Dec. 7, 2017—General Motors plans to use costly but lightweight carbon fiber to make the beds on premium versions of large pickup trucks, according to people familiar with the strategy, the Wall Street Journal reports.
Development of the new trucks slated for sale next year—along with several large SUVs such as the Chevy Suburban that will use the same underpinnings—consumed a few billion dollars and took several years. They will use a patchwork of materials to balance cost and regulatory concerns, including aluminum doors and a high-strength steel cabin, the people said.
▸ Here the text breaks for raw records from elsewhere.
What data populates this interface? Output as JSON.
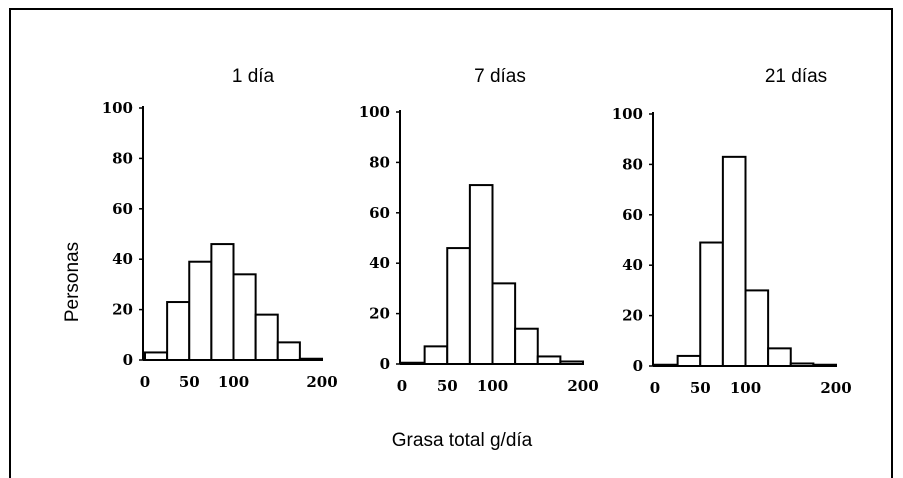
{
  "figure": {
    "ylabel": "Personas",
    "xlabel": "Grasa total g/día"
  },
  "chart_data": [
    {
      "type": "bar",
      "title": "1 día",
      "bin_edges": [
        0,
        25,
        50,
        75,
        100,
        125,
        150,
        175,
        200
      ],
      "values": [
        3,
        23,
        39,
        46,
        34,
        18,
        7,
        0.5
      ],
      "ylim": [
        0,
        100
      ],
      "yticks": [
        "0",
        "20",
        "40",
        "60",
        "80",
        "100"
      ],
      "xticks": [
        "0",
        "50",
        "100",
        "200"
      ]
    },
    {
      "type": "bar",
      "title": "7 días",
      "bin_edges": [
        0,
        25,
        50,
        75,
        100,
        125,
        150,
        175,
        200
      ],
      "values": [
        0.5,
        7,
        46,
        71,
        32,
        14,
        3,
        1
      ],
      "ylim": [
        0,
        100
      ],
      "yticks": [
        "0",
        "20",
        "40",
        "60",
        "80",
        "100"
      ],
      "xticks": [
        "0",
        "50",
        "100",
        "200"
      ]
    },
    {
      "type": "bar",
      "title": "21 días",
      "bin_edges": [
        0,
        25,
        50,
        75,
        100,
        125,
        150,
        175,
        200
      ],
      "values": [
        0.5,
        4,
        49,
        83,
        30,
        7,
        1,
        0.5
      ],
      "ylim": [
        0,
        100
      ],
      "yticks": [
        "0",
        "20",
        "40",
        "60",
        "80",
        "100"
      ],
      "xticks": [
        "0",
        "50",
        "100",
        "200"
      ]
    }
  ]
}
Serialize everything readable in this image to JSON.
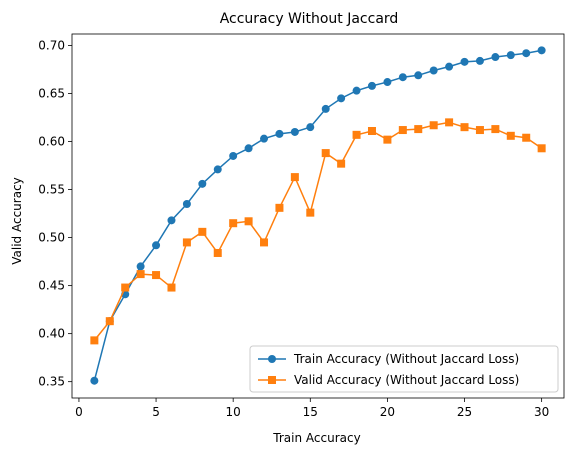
{
  "chart_data": {
    "type": "line",
    "title": "Accuracy Without Jaccard",
    "xlabel": "Train Accuracy",
    "ylabel": "Valid Accuracy",
    "xlim": [
      -0.45,
      31.45
    ],
    "ylim": [
      0.333,
      0.712
    ],
    "xticks": [
      0,
      5,
      10,
      15,
      20,
      25,
      30
    ],
    "yticks": [
      0.35,
      0.4,
      0.45,
      0.5,
      0.55,
      0.6,
      0.65,
      0.7
    ],
    "xtick_labels": [
      "0",
      "5",
      "10",
      "15",
      "20",
      "25",
      "30"
    ],
    "ytick_labels": [
      "0.35",
      "0.40",
      "0.45",
      "0.50",
      "0.55",
      "0.60",
      "0.65",
      "0.70"
    ],
    "grid": false,
    "legend_position": "lower-right",
    "x": [
      1,
      2,
      3,
      4,
      5,
      6,
      7,
      8,
      9,
      10,
      11,
      12,
      13,
      14,
      15,
      16,
      17,
      18,
      19,
      20,
      21,
      22,
      23,
      24,
      25,
      26,
      27,
      28,
      29,
      30
    ],
    "series": [
      {
        "name": "Train Accuracy (Without Jaccard Loss)",
        "color": "#1f77b4",
        "marker": "circle",
        "values": [
          0.351,
          0.413,
          0.441,
          0.47,
          0.492,
          0.518,
          0.535,
          0.556,
          0.571,
          0.585,
          0.593,
          0.603,
          0.608,
          0.61,
          0.615,
          0.634,
          0.645,
          0.653,
          0.658,
          0.662,
          0.667,
          0.669,
          0.674,
          0.678,
          0.683,
          0.684,
          0.688,
          0.69,
          0.692,
          0.695
        ]
      },
      {
        "name": "Valid Accuracy (Without Jaccard Loss)",
        "color": "#ff7f0e",
        "marker": "square",
        "values": [
          0.393,
          0.413,
          0.448,
          0.462,
          0.461,
          0.448,
          0.495,
          0.506,
          0.484,
          0.515,
          0.517,
          0.495,
          0.531,
          0.563,
          0.526,
          0.588,
          0.577,
          0.607,
          0.611,
          0.602,
          0.612,
          0.613,
          0.617,
          0.62,
          0.615,
          0.612,
          0.613,
          0.606,
          0.604,
          0.593
        ]
      }
    ]
  }
}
The Journal writes that carbon fiber, which today is reserved mostly for exotic sports cars, is at least 50-75 percent lighter than steel and 20-50 percent lighter than aluminum. It would improve dent resistance and give GM a differentiating feature in the fierce realm of truck marketing, said Richard Schultz, a metals expert at Ducker.
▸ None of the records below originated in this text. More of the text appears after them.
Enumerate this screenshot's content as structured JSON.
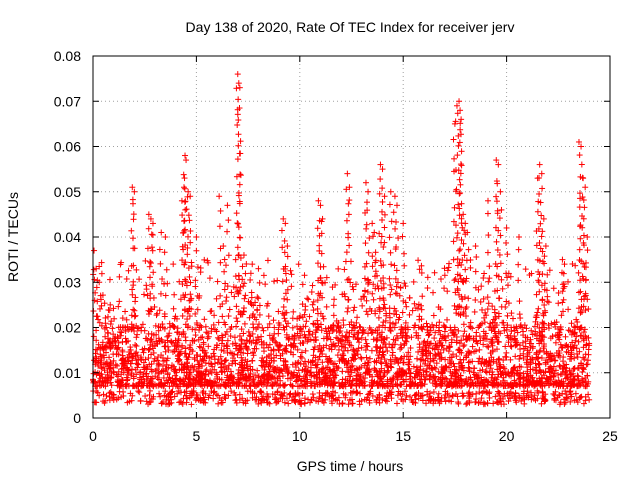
{
  "chart_data": {
    "type": "scatter",
    "title": "Day 138 of 2020, Rate Of TEC Index for receiver jerv",
    "xlabel": "GPS time / hours",
    "ylabel": "ROTI / TECUs",
    "xlim": [
      0,
      25
    ],
    "ylim": [
      0,
      0.08
    ],
    "xticks": [
      0,
      5,
      10,
      15,
      20,
      25
    ],
    "yticks": [
      0,
      0.01,
      0.02,
      0.03,
      0.04,
      0.05,
      0.06,
      0.07,
      0.08
    ],
    "grid": true,
    "marker": "+",
    "color": "#ff0000",
    "series": [
      {
        "name": "ROTI",
        "x": [
          0.05,
          0.15,
          0.3,
          1.9,
          2.0,
          2.7,
          2.8,
          2.9,
          3.3,
          3.5,
          4.3,
          4.4,
          4.45,
          4.5,
          4.6,
          4.7,
          5.0,
          6.1,
          6.3,
          6.5,
          6.9,
          7.0,
          7.05,
          7.1,
          7.3,
          7.7,
          8.0,
          9.2,
          9.3,
          9.4,
          10.9,
          11.0,
          11.1,
          12.3,
          12.4,
          13.2,
          13.3,
          13.5,
          13.6,
          13.9,
          14.0,
          14.1,
          14.4,
          14.6,
          14.7,
          15.0,
          17.5,
          17.6,
          17.7,
          17.75,
          17.8,
          17.9,
          18.0,
          18.1,
          18.5,
          19.1,
          19.5,
          19.6,
          19.7,
          20.0,
          20.6,
          21.5,
          21.6,
          21.7,
          21.8,
          21.9,
          22.7,
          22.8,
          23.5,
          23.6,
          23.7,
          23.8,
          23.9
        ],
        "y": [
          0.037,
          0.033,
          0.03,
          0.051,
          0.05,
          0.045,
          0.044,
          0.043,
          0.041,
          0.04,
          0.048,
          0.051,
          0.058,
          0.057,
          0.05,
          0.049,
          0.04,
          0.049,
          0.038,
          0.047,
          0.035,
          0.076,
          0.074,
          0.073,
          0.036,
          0.034,
          0.033,
          0.044,
          0.043,
          0.038,
          0.048,
          0.047,
          0.044,
          0.054,
          0.051,
          0.052,
          0.05,
          0.043,
          0.041,
          0.056,
          0.055,
          0.049,
          0.05,
          0.049,
          0.047,
          0.043,
          0.065,
          0.069,
          0.07,
          0.068,
          0.066,
          0.045,
          0.043,
          0.041,
          0.038,
          0.048,
          0.057,
          0.056,
          0.05,
          0.042,
          0.04,
          0.053,
          0.056,
          0.054,
          0.044,
          0.038,
          0.035,
          0.034,
          0.061,
          0.06,
          0.053,
          0.051,
          0.04
        ],
        "bulk": {
          "x_range": [
            0,
            24
          ],
          "y_floor": [
            0.003,
            0.006
          ],
          "y_typical": [
            0.007,
            0.02
          ],
          "y_upper_tail": 0.035
        }
      }
    ]
  }
}
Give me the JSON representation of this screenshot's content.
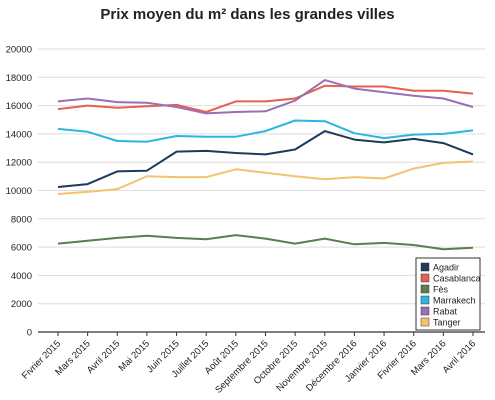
{
  "chart_data": {
    "type": "line",
    "title": "Prix moyen du m² dans les grandes villes",
    "xlabel": "",
    "ylabel": "",
    "ylim": [
      0,
      20000
    ],
    "yticks": [
      "0",
      "2000",
      "4000",
      "6000",
      "8000",
      "10000",
      "12000",
      "14000",
      "16000",
      "18000",
      "20000"
    ],
    "categories": [
      "Fivrier 2015",
      "Mars 2015",
      "Avril 2015",
      "Mai 2015",
      "Juin 2015",
      "Juillet 2015",
      "Août 2015",
      "Septembre 2015",
      "Octobre 2015",
      "Novembre 2015",
      "Décembre 2016",
      "Janvier 2016",
      "Fivrier 2016",
      "Mars 2016",
      "Avril 2016"
    ],
    "grid": true,
    "legend_position": "bottom-right",
    "series": [
      {
        "name": "Agadir",
        "color": "#1b3a5c",
        "values": [
          10250,
          10450,
          11350,
          11400,
          12750,
          12800,
          12650,
          12550,
          12900,
          14200,
          13600,
          13400,
          13650,
          13350,
          12550
        ]
      },
      {
        "name": "Casablanca",
        "color": "#e8604c",
        "values": [
          15750,
          16000,
          15850,
          15950,
          16050,
          15550,
          16300,
          16300,
          16500,
          17400,
          17350,
          17350,
          17050,
          17050,
          16850
        ]
      },
      {
        "name": "Fès",
        "color": "#5a7d52",
        "values": [
          6250,
          6450,
          6650,
          6800,
          6650,
          6550,
          6850,
          6600,
          6250,
          6600,
          6200,
          6300,
          6150,
          5850,
          5950
        ]
      },
      {
        "name": "Marrakech",
        "color": "#2bb5e0",
        "values": [
          14350,
          14150,
          13500,
          13450,
          13850,
          13800,
          13800,
          14200,
          14950,
          14900,
          14050,
          13700,
          13950,
          14000,
          14250
        ]
      },
      {
        "name": "Rabat",
        "color": "#9b6fb5",
        "values": [
          16300,
          16500,
          16250,
          16200,
          15900,
          15450,
          15550,
          15600,
          16350,
          17800,
          17200,
          16950,
          16700,
          16500,
          15900
        ]
      },
      {
        "name": "Tanger",
        "color": "#f2c46d",
        "values": [
          9750,
          9900,
          10100,
          11000,
          10950,
          10950,
          11500,
          11250,
          11000,
          10800,
          10950,
          10850,
          11550,
          11950,
          12050
        ]
      }
    ]
  }
}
The composite, however, is much costlier and more complicated to produce than other materials, adding pressure to Detroit’s effort to charge more for products that already have risen well into luxury-car territory.
GM will unveil redesigned versions of its next-generation full-size pickup trucks—the Chevy Silverado and GMC Sierra—in coming weeks, and will start selling those models at dealerships next autumn, without a carbon-fiber box available, the sources said.
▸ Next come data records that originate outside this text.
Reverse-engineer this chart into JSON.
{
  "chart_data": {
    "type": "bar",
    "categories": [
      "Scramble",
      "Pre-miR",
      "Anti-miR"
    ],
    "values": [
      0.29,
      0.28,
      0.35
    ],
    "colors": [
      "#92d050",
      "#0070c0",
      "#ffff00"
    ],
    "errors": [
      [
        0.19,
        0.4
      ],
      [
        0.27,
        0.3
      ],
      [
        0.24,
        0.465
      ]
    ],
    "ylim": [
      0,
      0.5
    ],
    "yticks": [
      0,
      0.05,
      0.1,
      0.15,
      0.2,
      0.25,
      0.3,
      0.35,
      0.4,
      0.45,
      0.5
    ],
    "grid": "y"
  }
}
The carbon-fiber pickup box is under development and expected to be offered on higher-priced pickup trucks in late 2019, the sources also said.
GM sells about 800,000 full-size pickups annually, and its use of carbon fiber, even if initially confined to higher-priced models, could push broader adoption in the auto industry.
Pickup sales represent about 16 percent of the U.S. market, but delivered the bulk of the $25 billion in operating profit Detroit’s Big Three automakers earned in North America last year, according to analysts.